PURPOSE OF REVIEW: Status epilepticus is one of the most common emergencies in neurology, and every third patient does not respond to adequate first-line treatment. Refractory status epilepticus may be associated with increased morbidity and mortality, and new treatment options are urgently required. This review critically discusses recently published data regarding the role of ‘new’ antiepileptic drugs, the efficacy and safety of anesthetic agents, and the overall clinical outcome that is an integral part of treatment decisions.

RECENT FINDINGS: In complex partial status epilepticus, levetiracetam may be administered after failure of first-line and/or second-line agents. Lacosamide may be an interesting new adjunct, but reliable data are pending. In the treatment of refractory generalized convulsive status epilepticus, propofol seems to be as efficient as barbiturates.

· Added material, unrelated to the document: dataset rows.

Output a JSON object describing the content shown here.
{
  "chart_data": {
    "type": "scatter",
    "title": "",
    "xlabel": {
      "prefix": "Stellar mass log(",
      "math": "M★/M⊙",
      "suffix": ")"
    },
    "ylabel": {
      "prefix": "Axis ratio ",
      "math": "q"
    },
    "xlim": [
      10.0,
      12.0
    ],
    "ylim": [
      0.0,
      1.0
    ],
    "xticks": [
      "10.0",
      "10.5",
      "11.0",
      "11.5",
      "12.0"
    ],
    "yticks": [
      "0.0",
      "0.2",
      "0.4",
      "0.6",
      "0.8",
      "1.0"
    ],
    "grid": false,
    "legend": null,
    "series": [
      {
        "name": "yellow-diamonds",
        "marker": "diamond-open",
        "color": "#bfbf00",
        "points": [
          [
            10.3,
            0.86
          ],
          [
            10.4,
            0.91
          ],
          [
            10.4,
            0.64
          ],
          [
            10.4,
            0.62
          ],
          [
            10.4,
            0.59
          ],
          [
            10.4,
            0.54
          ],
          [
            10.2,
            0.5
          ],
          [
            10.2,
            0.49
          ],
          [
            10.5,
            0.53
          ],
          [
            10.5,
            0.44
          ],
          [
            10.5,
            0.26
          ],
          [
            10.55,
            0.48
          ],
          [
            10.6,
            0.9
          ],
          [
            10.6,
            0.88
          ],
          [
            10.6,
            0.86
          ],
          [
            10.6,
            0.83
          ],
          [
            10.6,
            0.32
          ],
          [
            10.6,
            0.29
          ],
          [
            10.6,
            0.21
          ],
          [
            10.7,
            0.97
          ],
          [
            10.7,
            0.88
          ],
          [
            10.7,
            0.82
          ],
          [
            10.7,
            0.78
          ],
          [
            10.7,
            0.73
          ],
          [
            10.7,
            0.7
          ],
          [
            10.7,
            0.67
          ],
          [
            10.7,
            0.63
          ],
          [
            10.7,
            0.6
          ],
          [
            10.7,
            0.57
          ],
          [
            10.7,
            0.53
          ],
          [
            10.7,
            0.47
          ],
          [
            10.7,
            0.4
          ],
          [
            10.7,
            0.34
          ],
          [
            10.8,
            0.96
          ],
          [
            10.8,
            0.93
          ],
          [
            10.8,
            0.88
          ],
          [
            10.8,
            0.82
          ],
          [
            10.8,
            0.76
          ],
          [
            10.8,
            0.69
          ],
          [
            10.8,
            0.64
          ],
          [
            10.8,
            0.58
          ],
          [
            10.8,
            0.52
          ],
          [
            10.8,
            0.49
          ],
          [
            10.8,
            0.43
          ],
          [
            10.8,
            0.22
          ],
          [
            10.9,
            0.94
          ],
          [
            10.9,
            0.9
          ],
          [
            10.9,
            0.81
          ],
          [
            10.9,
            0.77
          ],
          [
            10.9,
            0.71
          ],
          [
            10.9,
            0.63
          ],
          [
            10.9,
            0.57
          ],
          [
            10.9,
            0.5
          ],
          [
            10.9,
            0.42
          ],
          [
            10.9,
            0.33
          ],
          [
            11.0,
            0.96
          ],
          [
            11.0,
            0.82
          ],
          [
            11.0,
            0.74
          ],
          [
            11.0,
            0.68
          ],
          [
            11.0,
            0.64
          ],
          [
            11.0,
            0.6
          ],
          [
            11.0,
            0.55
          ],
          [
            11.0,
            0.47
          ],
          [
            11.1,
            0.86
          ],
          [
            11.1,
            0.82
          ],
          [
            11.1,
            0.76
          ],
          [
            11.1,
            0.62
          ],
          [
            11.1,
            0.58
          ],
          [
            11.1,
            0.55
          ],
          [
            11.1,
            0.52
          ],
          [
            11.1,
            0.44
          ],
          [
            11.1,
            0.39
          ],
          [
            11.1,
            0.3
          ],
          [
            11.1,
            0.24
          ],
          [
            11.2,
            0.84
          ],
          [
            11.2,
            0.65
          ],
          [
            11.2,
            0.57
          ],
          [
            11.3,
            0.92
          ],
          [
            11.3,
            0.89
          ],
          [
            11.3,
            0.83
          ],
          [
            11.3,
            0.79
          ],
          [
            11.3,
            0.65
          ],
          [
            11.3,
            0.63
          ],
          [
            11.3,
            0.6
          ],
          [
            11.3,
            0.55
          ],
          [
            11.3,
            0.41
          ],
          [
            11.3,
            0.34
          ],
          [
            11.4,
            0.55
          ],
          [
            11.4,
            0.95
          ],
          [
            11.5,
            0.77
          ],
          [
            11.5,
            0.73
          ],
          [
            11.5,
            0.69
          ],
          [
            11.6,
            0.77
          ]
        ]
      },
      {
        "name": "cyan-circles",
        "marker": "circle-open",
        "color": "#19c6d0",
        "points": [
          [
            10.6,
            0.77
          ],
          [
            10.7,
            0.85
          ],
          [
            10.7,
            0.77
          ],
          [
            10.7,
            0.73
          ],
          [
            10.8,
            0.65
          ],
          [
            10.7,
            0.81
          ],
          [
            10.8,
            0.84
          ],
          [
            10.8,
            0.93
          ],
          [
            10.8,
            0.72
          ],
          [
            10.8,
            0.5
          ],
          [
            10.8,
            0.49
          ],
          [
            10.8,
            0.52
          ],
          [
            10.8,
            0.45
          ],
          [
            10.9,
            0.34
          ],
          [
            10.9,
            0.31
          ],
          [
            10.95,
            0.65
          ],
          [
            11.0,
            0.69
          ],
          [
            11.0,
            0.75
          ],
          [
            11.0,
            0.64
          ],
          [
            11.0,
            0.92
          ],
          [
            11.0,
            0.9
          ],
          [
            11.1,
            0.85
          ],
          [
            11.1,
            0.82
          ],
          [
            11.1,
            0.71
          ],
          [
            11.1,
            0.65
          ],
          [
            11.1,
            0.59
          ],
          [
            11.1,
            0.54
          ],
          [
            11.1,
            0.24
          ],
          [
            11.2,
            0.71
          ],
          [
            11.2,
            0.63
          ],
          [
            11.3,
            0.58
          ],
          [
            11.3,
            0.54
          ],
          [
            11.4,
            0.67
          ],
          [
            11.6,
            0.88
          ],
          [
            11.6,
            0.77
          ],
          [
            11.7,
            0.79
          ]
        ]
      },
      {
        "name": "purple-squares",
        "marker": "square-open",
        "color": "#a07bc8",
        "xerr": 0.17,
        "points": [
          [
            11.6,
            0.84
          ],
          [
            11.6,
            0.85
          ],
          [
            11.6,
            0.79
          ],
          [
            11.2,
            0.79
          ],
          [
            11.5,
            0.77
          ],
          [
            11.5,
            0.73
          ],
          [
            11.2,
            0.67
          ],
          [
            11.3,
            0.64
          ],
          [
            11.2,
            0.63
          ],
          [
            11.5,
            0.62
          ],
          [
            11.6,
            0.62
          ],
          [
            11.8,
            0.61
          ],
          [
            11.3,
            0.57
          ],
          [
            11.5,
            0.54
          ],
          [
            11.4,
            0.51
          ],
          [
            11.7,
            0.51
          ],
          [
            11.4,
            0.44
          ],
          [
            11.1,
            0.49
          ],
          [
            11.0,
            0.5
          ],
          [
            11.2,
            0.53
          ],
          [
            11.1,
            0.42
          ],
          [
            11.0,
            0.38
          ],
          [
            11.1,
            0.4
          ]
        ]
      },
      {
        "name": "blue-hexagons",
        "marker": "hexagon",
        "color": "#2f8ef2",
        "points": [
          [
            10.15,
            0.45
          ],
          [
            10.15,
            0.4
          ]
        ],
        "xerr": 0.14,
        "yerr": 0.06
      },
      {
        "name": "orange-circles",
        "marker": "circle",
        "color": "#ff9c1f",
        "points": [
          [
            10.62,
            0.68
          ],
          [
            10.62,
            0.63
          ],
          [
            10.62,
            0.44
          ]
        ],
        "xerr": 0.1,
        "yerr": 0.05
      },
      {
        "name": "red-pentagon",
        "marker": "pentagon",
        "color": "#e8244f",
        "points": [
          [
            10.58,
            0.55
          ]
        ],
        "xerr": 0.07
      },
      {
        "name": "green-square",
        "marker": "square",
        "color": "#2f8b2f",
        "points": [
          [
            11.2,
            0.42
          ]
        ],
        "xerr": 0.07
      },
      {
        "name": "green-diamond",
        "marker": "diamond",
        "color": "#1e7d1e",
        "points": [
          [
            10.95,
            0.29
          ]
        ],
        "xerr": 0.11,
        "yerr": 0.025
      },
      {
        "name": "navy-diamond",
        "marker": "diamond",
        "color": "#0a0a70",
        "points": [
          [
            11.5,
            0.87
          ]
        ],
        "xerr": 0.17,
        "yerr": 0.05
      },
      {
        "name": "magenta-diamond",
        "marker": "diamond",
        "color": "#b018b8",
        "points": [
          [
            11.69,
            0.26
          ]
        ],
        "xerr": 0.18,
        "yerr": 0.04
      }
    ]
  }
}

The latter are associated with prolonged ventilation times due to redistribution kinetics, whereas the former bears the risk of propofol infusion syndrome if administered continuously. Even after prolonged treatment with anesthetics over weeks, survival with satisfactory functional outcome is possible.

SUMMARY: Unambiguous recommendations regarding treatment strategies for refractory status epilepticus are limited by a lack of reliable data. Therefore, randomized controlled trials or at least prospective observational studies based on strict protocols incorporating long-term outcome data are urgently required.